Raina's discussion about respect and selling the being hurt act (especially if he could hurt your legs or damage your tail by doing it) are also great ideas. You might also ask him why he's hurting you, since he wouldn't like it if kicked at his legs with your tail.
Mermaid Sirena
08-15-2012, 09:18 AM
All of this is wonderful advice, I only have one other thought. If someone says you aren't real & are extremely vocal about it then quite it down & just sit next to you in the throng of children. It doesn't always mean they are behaving themselves, it can just mean they are slowly tearing apart the side fins that you can't feel & can't really see because of all the children. So pay special attention to their actions even if they settle down.
halesloveswhales
08-15-2012, 10:48 AM
Oh man, Sirena. If you're talking from personal experience, then that's absolutely terrible! Especially if the child was ripping apart the tail that's in your picture (it's gorgeous by the way!).
Also guys, don't forget about your mermaid wrangler/handler/assistant. They're your best body guard! :)
Mermaid Sirena
08-15-2012, 01:55 PM
Yes I'm afraid it is from personal experience & it was to the tail in the picture. Luckily it's repairable damage and to those who don't know what it's supposed to look like or don't pay close attention it's not to obvious. I just need to go purchase the supplies then find a time when I have a few weeks to let it cure for it to be fully repaired.
Mermaid Lei Loni
08-15-2012, 03:27 PM
That's awful! I can't believe someone would sit and pick at your tail! It never ceases to amaze me at what kids are capable of, and what I personally would say is a lack of parenting. I hate to blame the kid, mostly because I think it's the parent's job to teach them how to behave in public and how to treat other people with respect. That's of course, my opinion.
I had a young girl last night pull on my tail so hard I thought she was going to break it. As many have suggested, I let out a loud yelp in pain (which was what alerted her mother). But the little brat still pulled until her mom dragged her off me.

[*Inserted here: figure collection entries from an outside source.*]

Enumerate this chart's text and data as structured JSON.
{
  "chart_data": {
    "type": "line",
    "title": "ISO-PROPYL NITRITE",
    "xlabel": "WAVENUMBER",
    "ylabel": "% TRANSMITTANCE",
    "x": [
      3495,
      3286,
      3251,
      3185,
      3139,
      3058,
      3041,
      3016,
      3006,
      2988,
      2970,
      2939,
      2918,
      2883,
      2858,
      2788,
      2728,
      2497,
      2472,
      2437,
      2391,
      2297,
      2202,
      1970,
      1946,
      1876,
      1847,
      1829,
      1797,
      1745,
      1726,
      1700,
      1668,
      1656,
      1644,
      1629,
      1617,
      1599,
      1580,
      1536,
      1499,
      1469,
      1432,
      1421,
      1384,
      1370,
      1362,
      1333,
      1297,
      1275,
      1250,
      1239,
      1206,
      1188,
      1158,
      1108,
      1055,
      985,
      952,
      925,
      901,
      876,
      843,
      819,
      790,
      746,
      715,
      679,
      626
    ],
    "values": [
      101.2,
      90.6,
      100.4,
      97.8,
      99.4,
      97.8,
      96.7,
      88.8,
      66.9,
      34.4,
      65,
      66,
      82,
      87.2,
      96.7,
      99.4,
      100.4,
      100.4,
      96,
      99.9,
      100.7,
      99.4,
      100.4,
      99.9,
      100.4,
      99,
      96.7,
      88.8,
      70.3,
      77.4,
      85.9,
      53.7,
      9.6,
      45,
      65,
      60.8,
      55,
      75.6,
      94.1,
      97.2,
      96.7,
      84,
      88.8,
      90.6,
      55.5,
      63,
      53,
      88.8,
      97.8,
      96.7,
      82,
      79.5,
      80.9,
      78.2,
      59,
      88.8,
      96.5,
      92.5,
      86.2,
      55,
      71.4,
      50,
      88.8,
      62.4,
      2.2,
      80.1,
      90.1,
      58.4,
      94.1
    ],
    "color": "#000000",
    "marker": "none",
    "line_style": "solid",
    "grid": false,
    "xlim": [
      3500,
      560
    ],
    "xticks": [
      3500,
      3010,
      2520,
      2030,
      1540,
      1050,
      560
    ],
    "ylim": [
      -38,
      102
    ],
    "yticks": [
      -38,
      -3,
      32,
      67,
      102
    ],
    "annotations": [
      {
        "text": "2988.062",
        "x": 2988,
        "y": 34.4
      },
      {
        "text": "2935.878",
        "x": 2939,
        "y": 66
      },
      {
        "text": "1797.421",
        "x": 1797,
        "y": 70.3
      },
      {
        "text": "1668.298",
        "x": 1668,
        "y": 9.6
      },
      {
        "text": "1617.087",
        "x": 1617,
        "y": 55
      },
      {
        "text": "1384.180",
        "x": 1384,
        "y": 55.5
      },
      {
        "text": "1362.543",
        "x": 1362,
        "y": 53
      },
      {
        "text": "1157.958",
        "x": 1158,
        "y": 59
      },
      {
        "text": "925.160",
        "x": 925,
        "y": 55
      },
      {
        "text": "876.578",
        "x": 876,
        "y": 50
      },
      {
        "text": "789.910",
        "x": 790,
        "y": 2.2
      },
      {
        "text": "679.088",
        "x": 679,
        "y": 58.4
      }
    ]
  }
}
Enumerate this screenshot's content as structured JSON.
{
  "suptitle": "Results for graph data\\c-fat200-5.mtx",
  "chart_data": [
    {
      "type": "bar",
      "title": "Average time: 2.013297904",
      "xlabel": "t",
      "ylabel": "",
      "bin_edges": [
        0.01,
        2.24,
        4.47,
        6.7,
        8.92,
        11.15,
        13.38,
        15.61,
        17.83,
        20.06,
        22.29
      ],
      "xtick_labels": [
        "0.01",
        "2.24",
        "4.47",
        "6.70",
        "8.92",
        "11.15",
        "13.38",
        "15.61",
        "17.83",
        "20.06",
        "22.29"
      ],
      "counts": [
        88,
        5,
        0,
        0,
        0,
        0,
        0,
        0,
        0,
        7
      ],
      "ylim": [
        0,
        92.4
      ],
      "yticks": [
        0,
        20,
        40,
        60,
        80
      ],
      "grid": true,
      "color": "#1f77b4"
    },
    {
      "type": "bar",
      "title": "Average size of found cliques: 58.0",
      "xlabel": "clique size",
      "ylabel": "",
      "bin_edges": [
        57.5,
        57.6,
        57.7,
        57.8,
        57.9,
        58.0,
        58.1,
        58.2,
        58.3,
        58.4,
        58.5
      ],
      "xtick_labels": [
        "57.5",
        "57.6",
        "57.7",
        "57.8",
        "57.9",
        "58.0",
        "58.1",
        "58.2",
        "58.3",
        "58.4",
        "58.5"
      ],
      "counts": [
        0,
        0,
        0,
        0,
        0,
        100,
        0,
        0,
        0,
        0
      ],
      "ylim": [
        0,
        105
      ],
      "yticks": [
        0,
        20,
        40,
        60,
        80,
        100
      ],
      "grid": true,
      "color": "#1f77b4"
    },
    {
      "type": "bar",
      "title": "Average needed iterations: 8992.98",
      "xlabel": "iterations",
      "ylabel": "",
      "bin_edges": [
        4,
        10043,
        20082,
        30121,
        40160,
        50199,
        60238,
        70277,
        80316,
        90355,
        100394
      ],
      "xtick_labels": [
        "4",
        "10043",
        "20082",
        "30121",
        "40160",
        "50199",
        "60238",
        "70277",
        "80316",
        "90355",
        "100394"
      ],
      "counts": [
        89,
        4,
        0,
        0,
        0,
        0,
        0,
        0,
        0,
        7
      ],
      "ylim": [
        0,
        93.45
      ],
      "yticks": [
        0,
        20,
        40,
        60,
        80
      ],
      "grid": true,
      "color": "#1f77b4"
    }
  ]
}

Luckily her mother was close by and she was quickly taken from the pool, and no damage was done.
Mermaid Sirena
08-15-2012, 03:32 PM
Unfortunately that is a common occurrence though it was wonderful that the mother was close by & responded so quickly!
Jeblily
08-15-2012, 06:32 PM
Fear tactic.... parents
Kids hate getting in trouble. Ask where there parents are, and if they continue to cause trouble ask to speak with them. Likely, they will get their parents or stay away from you.
"Excuse me what are you doing?" : Mermaid
"What ever I want." : kid
"You can't do that, it's not nice" : Mermaid
"You aren't the boss of me!" : Kid
"Where are your parents?" : Mermaid
Kid runs away....
Merman_Shawn
08-15-2012, 07:41 PM
I'm sitting here taking copious amounts of mental notes. This is all very useful stuff. :)
Aradia
08-19-2012, 07:56 AM
Loving this thread, i'm really learning a bunch and I hope people keep adding to it!
I've been pretty lucky, kids i've worked with tend to ask why you have a tail on/why you act like a mermaid/tell you that you aren't real for a certain amount of time. After that if you've stuck to your story and been dead serious that you're a mermaid they tend to back off or believe you. I've been very lucky with having really attentive parents, I can't imagine a child ripping fins off :'(
Mermaid Saphira
12-23-2012, 01:41 PM
here is another comeback....
Bratty child: "You're not real!"
Mermaid: "I am real. I'm here, am I not?"